La “vita liquida” di cui scrive Baumann è la vita precaria ed effimera dell’uomo contemporaneo: una vita all’insegna dell’ansia e dell’incertezza, priva di radici e di solidi appigli, inevitabilmente consumistica, perché si vive solo nel presente, immersi nella liquefazione di ogni valore e di ogni istituzione. Tutto ciò che viene liquidato viene consumato o, potremmo dire, tutto ciò che viene consumato, viene liquidato. Dai prodotti alimentari alle vite degli individui, tutto ciò che esiste deve essere oggetto di consumo, deve avere una data di consumo, deve essere smaltito.

«L’industria di smaltimento dei consumi – scrive Baumann – assume un ruolo determinante nell’ambito dell’economia della vita liquida» (La vita liquida, Laterza, Roma 2006, p. IX). Baumann è un sociologo e non è interessato a cogliere le cause profonde di un processo di cui fotografa l’esito simbolico nella discarica. Ma se le discariche sono la significativa espressione della società liquida in cui viviamo, occorre aggiungere che ciò che esse accolgono è soprattutto la spazzatura culturale e morale delle ideologie del Novecento.

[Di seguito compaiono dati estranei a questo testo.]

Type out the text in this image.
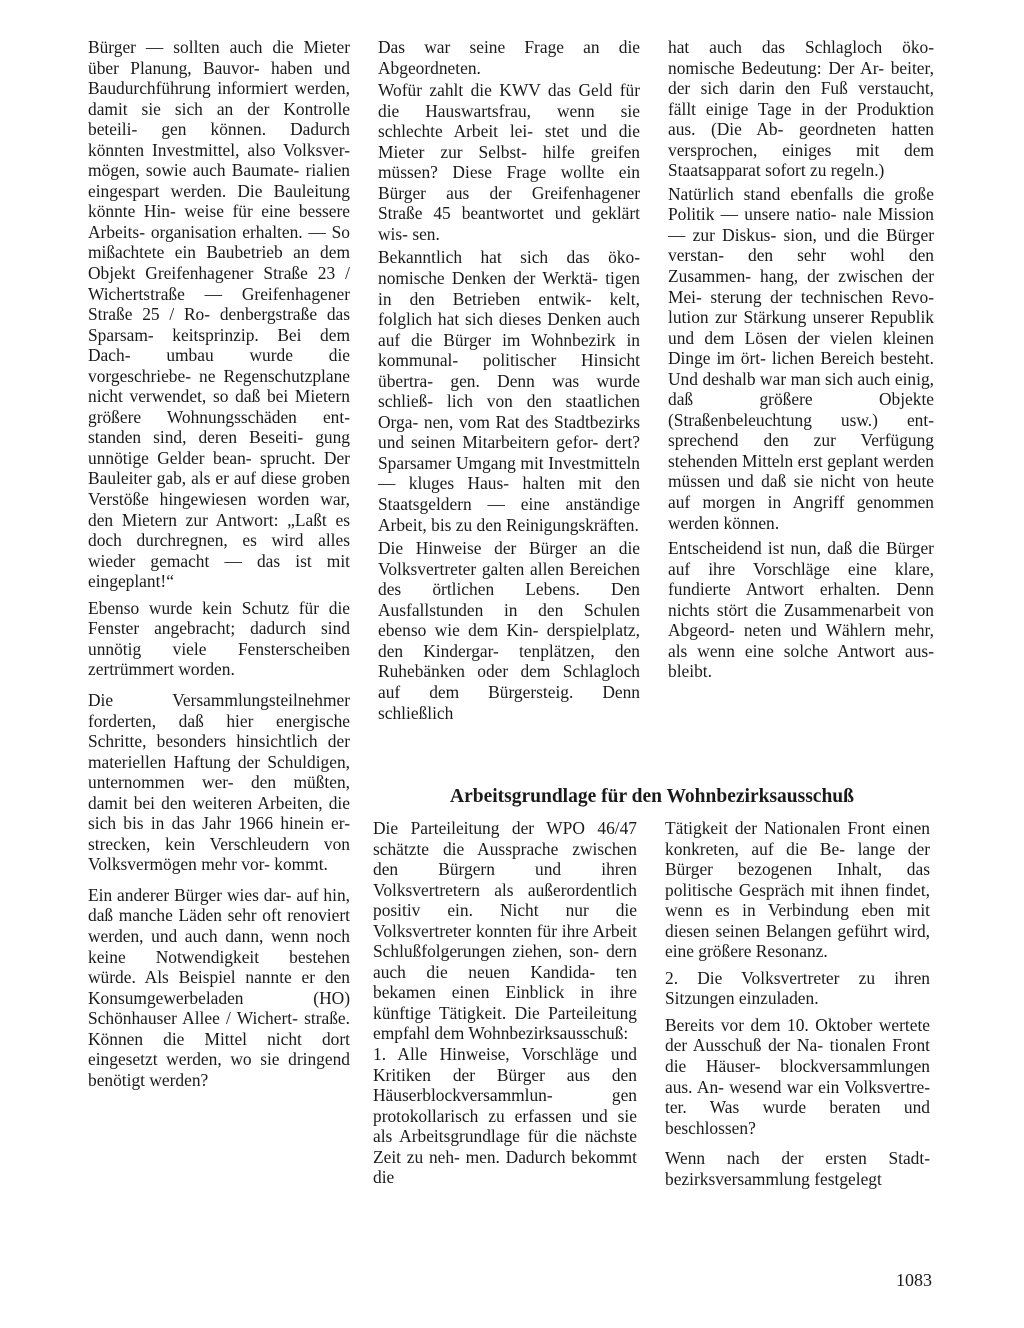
Bürger — sollten auch die Mieter über Planung, Bauvor- haben und Baudurchführung informiert werden, damit sie sich an der Kontrolle beteili- gen können. Dadurch könnten Investmittel, also Volksver- mögen, sowie auch Baumate- rialien eingespart werden. Die Bauleitung könnte Hin- weise für eine bessere Arbeits- organisation erhalten. — So mißachtete ein Baubetrieb an dem Objekt Greifenhagener Straße 23 / Wichertstraße — Greifenhagener Straße 25 / Ro- denbergstraße das Sparsam- keitsprinzip. Bei dem Dach- umbau wurde die vorgeschriebe- ne Regenschutzplane nicht verwendet, so daß bei Mietern größere Wohnungsschäden ent- standen sind, deren Beseiti- gung unnötige Gelder bean- sprucht. Der Bauleiter gab, als er auf diese groben Verstöße hingewiesen worden war, den Mietern zur Antwort: „Laßt es doch durchregnen, es wird alles wieder gemacht — das ist mit eingeplant!“

Ebenso wurde kein Schutz für die Fenster angebracht; dadurch sind unnötig viele Fensterscheiben zertrümmert worden.

Die Versammlungsteilnehmer forderten, daß hier energische Schritte, besonders hinsichtlich der materiellen Haftung der Schuldigen, unternommen wer- den müßten, damit bei den weiteren Arbeiten, die sich bis in das Jahr 1966 hinein er- strecken, kein Verschleudern von Volksvermögen mehr vor- kommt.

Ein anderer Bürger wies dar- auf hin, daß manche Läden sehr oft renoviert werden, und auch dann, wenn noch keine Notwendigkeit bestehen würde. Als Beispiel nannte er den Konsumgewerbeladen (HO) Schönhauser Allee / Wichert- straße. Können die Mittel nicht dort eingesetzt werden, wo sie dringend benötigt werden?

Das war seine Frage an die Abgeordneten.

Wofür zahlt die KWV das Geld für die Hauswartsfrau, wenn sie schlechte Arbeit lei- stet und die Mieter zur Selbst- hilfe greifen müssen? Diese Frage wollte ein Bürger aus der Greifenhagener Straße 45 beantwortet und geklärt wis- sen.

Bekanntlich hat sich das öko- nomische Denken der Werktä- tigen in den Betrieben entwik- kelt, folglich hat sich dieses Denken auch auf die Bürger im Wohnbezirk in kommunal- politischer Hinsicht übertra- gen. Denn was wurde schließ- lich von den staatlichen Orga- nen, vom Rat des Stadtbezirks und seinen Mitarbeitern gefor- dert? Sparsamer Umgang mit Investmitteln — kluges Haus- halten mit den Staatsgeldern — eine anständige Arbeit, bis zu den Reinigungskräften.

Die Hinweise der Bürger an die Volksvertreter galten allen Bereichen des örtlichen Lebens. Den Ausfallstunden in den Schulen ebenso wie dem Kin- derspielplatz, den Kindergar- tenplätzen, den Ruhebänken oder dem Schlagloch auf dem Bürgersteig. Denn schließlich

hat auch das Schlagloch öko- nomische Bedeutung: Der Ar- beiter, der sich darin den Fuß verstaucht, fällt einige Tage in der Produktion aus. (Die Ab- geordneten hatten versprochen, einiges mit dem Staatsapparat sofort zu regeln.)

Natürlich stand ebenfalls die große Politik — unsere natio- nale Mission — zur Diskus- sion, und die Bürger verstan- den sehr wohl den Zusammen- hang, der zwischen der Mei- sterung der technischen Revo- lution zur Stärkung unserer Republik und dem Lösen der vielen kleinen Dinge im ört- lichen Bereich besteht. Und deshalb war man sich auch einig, daß größere Objekte (Straßenbeleuchtung usw.) ent- sprechend den zur Verfügung stehenden Mitteln erst geplant werden müssen und daß sie nicht von heute auf morgen in Angriff genommen werden können.

Entscheidend ist nun, daß die Bürger auf ihre Vorschläge eine klare, fundierte Antwort erhalten. Denn nichts stört die Zusammenarbeit von Abgeord- neten und Wählern mehr, als wenn eine solche Antwort aus- bleibt.

Arbeitsgrundlage für den Wohnbezirksausschuß

Die Parteileitung der WPO 46/47 schätzte die Aussprache zwischen den Bürgern und ihren Volksvertretern als außerordentlich positiv ein. Nicht nur die Volksvertreter konnten für ihre Arbeit Schlußfolgerungen ziehen, son- dern auch die neuen Kandida- ten bekamen einen Einblick in ihre künftige Tätigkeit. Die Parteileitung empfahl dem Wohnbezirksausschuß:

1. Alle Hinweise, Vorschläge und Kritiken der Bürger aus den Häuserblockversammlun-	gen protokollarisch zu erfassen und sie als Arbeitsgrundlage für die nächste Zeit zu neh- men. Dadurch bekommt die

Tätigkeit der Nationalen Front einen konkreten, auf die Be- lange der Bürger bezogenen Inhalt, das politische Gespräch mit ihnen findet, wenn es in Verbindung eben mit diesen seinen Belangen geführt wird, eine größere Resonanz.

2. Die Volksvertreter zu ihren Sitzungen einzuladen.

Bereits vor dem 10. Oktober wertete der Ausschuß der Na- tionalen Front die Häuser- blockversammlungen aus. An- wesend war ein Volksvertre- ter. Was wurde beraten und beschlossen?

Wenn nach der ersten Stadt- bezirksversammlung festgelegt

1083
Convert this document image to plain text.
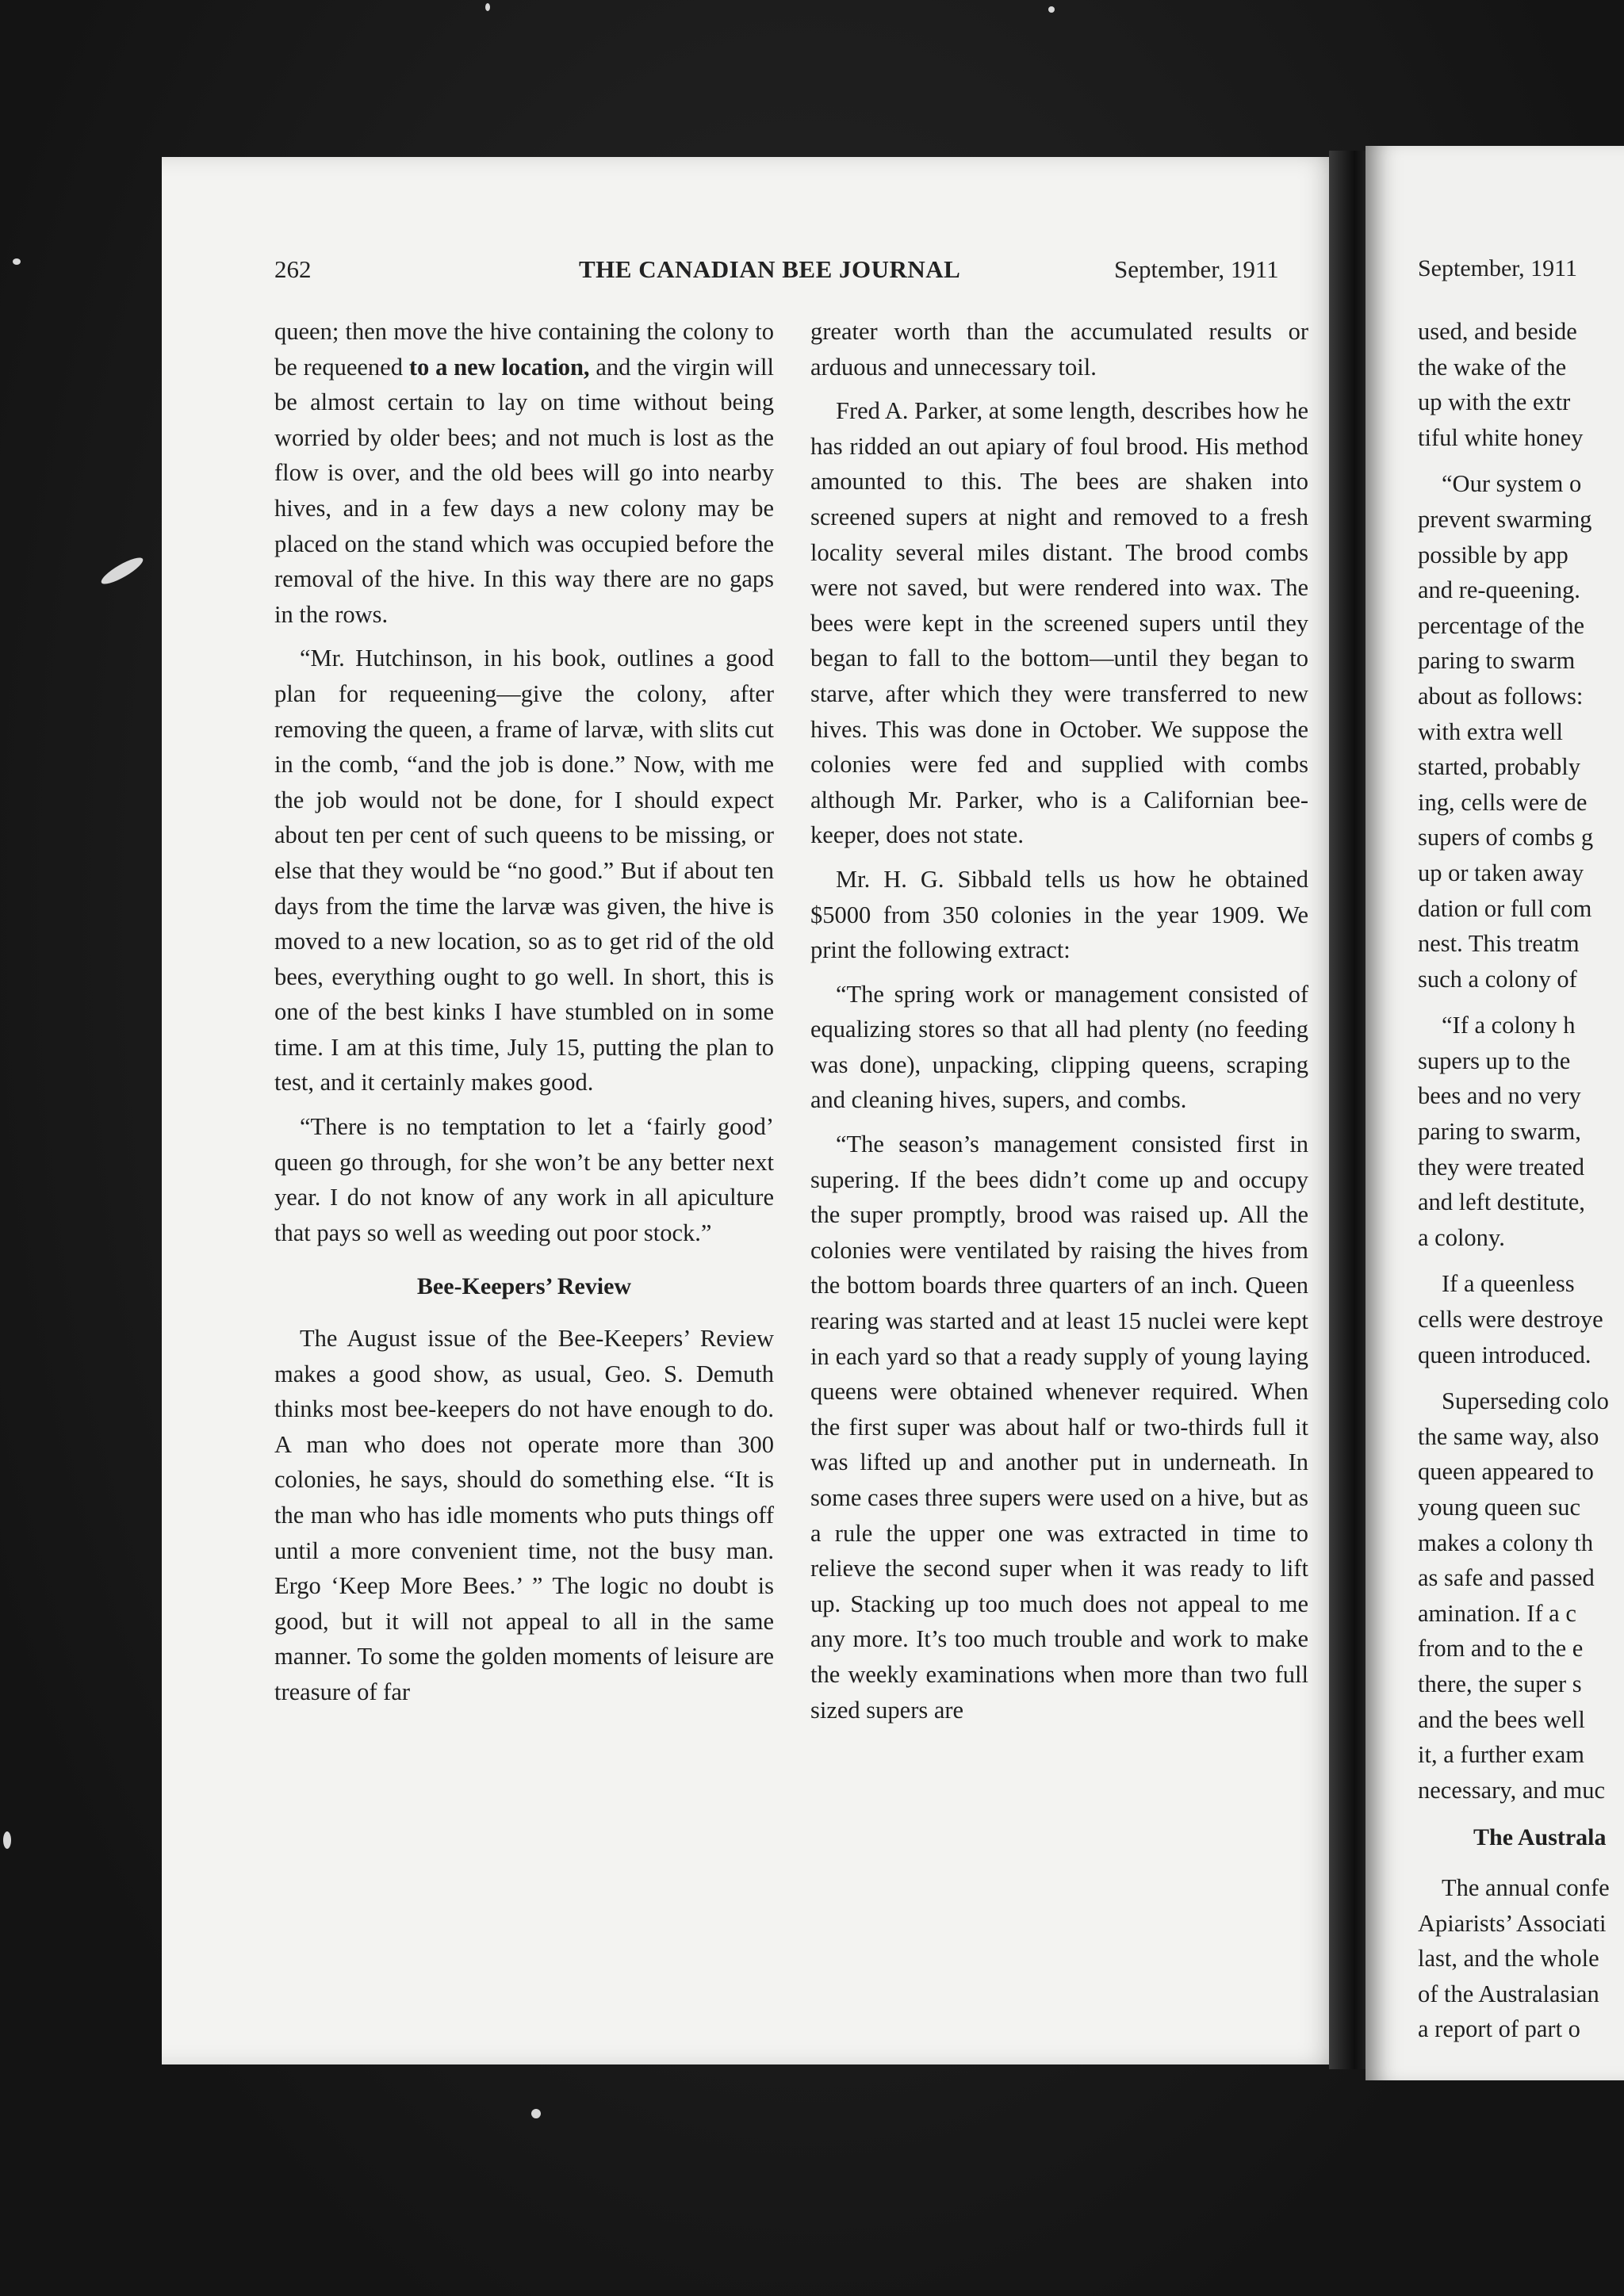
262	THE CANADIAN BEE JOURNAL	September, 1911	September, 1911

queen; then move the hive containing the colony to be requeened to a new location, and the virgin will be almost certain to lay on time without being worried by older bees; and not much is lost as the flow is over, and the old bees will go into nearby hives, and in a few days a new colony may be placed on the stand which was occupied before the removal of the hive. In this way there are no gaps in the rows.

“Mr. Hutchinson, in his book, outlines a good plan for requeening—give the colony, after removing the queen, a frame of larvæ, with slits cut in the comb, “and the job is done.” Now, with me the job would not be done, for I should expect about ten per cent of such queens to be missing, or else that they would be “no good.” But if about ten days from the time the larvæ was given, the hive is moved to a new location, so as to get rid of the old bees, everything ought to go well. In short, this is one of the best kinks I have stumbled on in some time. I am at this time, July 15, putting the plan to test, and it certainly makes good.

“There is no temptation to let a ‘fairly good’ queen go through, for she won’t be any better next year. I do not know of any work in all apiculture that pays so well as weeding out poor stock.”

Bee-Keepers’ Review

The August issue of the Bee-Keepers’ Review makes a good show, as usual, Geo. S. Demuth thinks most bee-keepers do not have enough to do. A man who does not operate more than 300 colonies, he says, should do something else. “It is the man who has idle moments who puts things off until a more convenient time, not the busy man. Ergo ‘Keep More Bees.’ ” The logic no doubt is good, but it will not appeal to all in the same manner. To some the golden moments of leisure are treasure of far

greater worth than the accumulated results or arduous and unnecessary toil.

Fred A. Parker, at some length, describes how he has ridded an out apiary of foul brood. His method amounted to this. The bees are shaken into screened supers at night and removed to a fresh locality several miles distant. The brood combs were not saved, but were rendered into wax. The bees were kept in the screened supers until they began to fall to the bottom—until they began to starve, after which they were transferred to new hives. This was done in October. We suppose the colonies were fed and supplied with combs although Mr. Parker, who is a Californian bee-keeper, does not state.

Mr. H. G. Sibbald tells us how he obtained $5000 from 350 colonies in the year 1909. We print the following extract:

“The spring work or management consisted of equalizing stores so that all had plenty (no feeding was done), unpacking, clipping queens, scraping and cleaning hives, supers, and combs.

“The season’s management consisted first in supering. If the bees didn’t come up and occupy the super promptly, brood was raised up. All the colonies were ventilated by raising the hives from the bottom boards three quarters of an inch. Queen rearing was started and at least 15 nuclei were kept in each yard so that a ready supply of young laying queens were obtained whenever required. When the first super was about half or two-thirds full it was lifted up and another put in underneath. In some cases three supers were used on a hive, but as a rule the upper one was extracted in time to relieve the second super when it was ready to lift up. Stacking up too much does not appeal to me any more. It’s too much trouble and work to make the weekly examinations when more than two full sized supers are

used, and beside
the wake of the
up with the extr
tiful white honey
“Our system o
prevent swarming
possible by app
and re-queening.
percentage of the
paring to swarm
about as follows:
with extra well
started, probably
ing, cells were de
supers of combs g
up or taken away
dation or full com
nest. This treatm
such a colony of
“If a colony h
supers up to the
bees and no very
paring to swarm,
they were treated
and left destitute,
a colony.
If a queenless
cells were destroye
queen introduced.
Superseding colo
the same way, also
queen appeared to
young queen suc
makes a colony th
as safe and passed
amination. If a c
from and to the e
there, the super s
and the bees well
it, a further exam
necessary, and muc
The Australa
The annual confe
Apiarists’ Associati
last, and the whole
of the Australasian
a report of part o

Dalla putrefazione di queste ideologie, che pretendevano creare un “uomo nuovo” sulle rovine della Civiltà cristiana, sorge una nuova Rivoluzione, postmoderna, che assume la liquidità a paradigma e nei rifiuti sembra trovare l’espressione del suo nichilismo.

Il tentativo relativista e nichilista di liquefare, con la Modernità, i resti di ogni principio e di ogni istituzione solida, come la Chiesa e lo Stato, la famiglia e la proprietà, porta inesorabilmente al nulla, di cui la discarica è simbolo. Napoli, con la sua spazzatura, ha conquistato le prime pagine dei giornali di tutto il mondo, ma il fenomeno dei rifiuti è planetario e la sporcizia, non è solo materiale, se l’allora cardinale Ratzinger, nella meditazione della Via Crucis del Venerdì santo del 2005, ne trovò tracce persino all’interno della Chiesa: negli uomini, non nel Corpo Mistico di Cristo, immacolato e impeccabile nella sua natura.

Dai vertici alla base della società, prima dell’“emergenza rifiuti” esiste oggi un’“emergenza morale”, che è il vero problema non solo dell’Italia, ma dell’intero Occidente, invaso da mali che vorrebbero condurlo al collasso finale.

La soluzione del problema non è l’“antipolitica”, ma semmai una visione “transpolitica”, ovvero una concezione del mondo che restituisca alla politica il suo fondamento primario, che è la legge divina e naturale, immutabile nei suoi precetti.

Se l’uomo è un essere fluido, in perpetua evoluzione, se la società è liquida, priva di cartilagini e di ossatura, la sua decomposizione è certa e alla decomposizione segue necessariamente la morte. Per ogni uomo politico e per ogni semplice cittadino, l’alternativa è chiara: o il ritorno all’ordine naturale e cristiano, o una dissoluzione progressiva della nostra civiltà occidentale e cristiana.

Nuovi popoli, nuove religioni sono alle porte, per accelerare quest’ora. Ma anche l’ora della rinascita può essere vicina, se nuove classi dirigenti decidano di opporre alla “via liquida” della postmodernità la “via solida” della Tradizione. E quale solidità maggiore si potrebbe immaginare di quella pietra di cui Gesù Cristo disse: «Tu sei Pietro e su questa pietra edificherò la mia Chiesa e le porte degli inferi non prevarranno su di essa» (Mt. 16, 18-19)?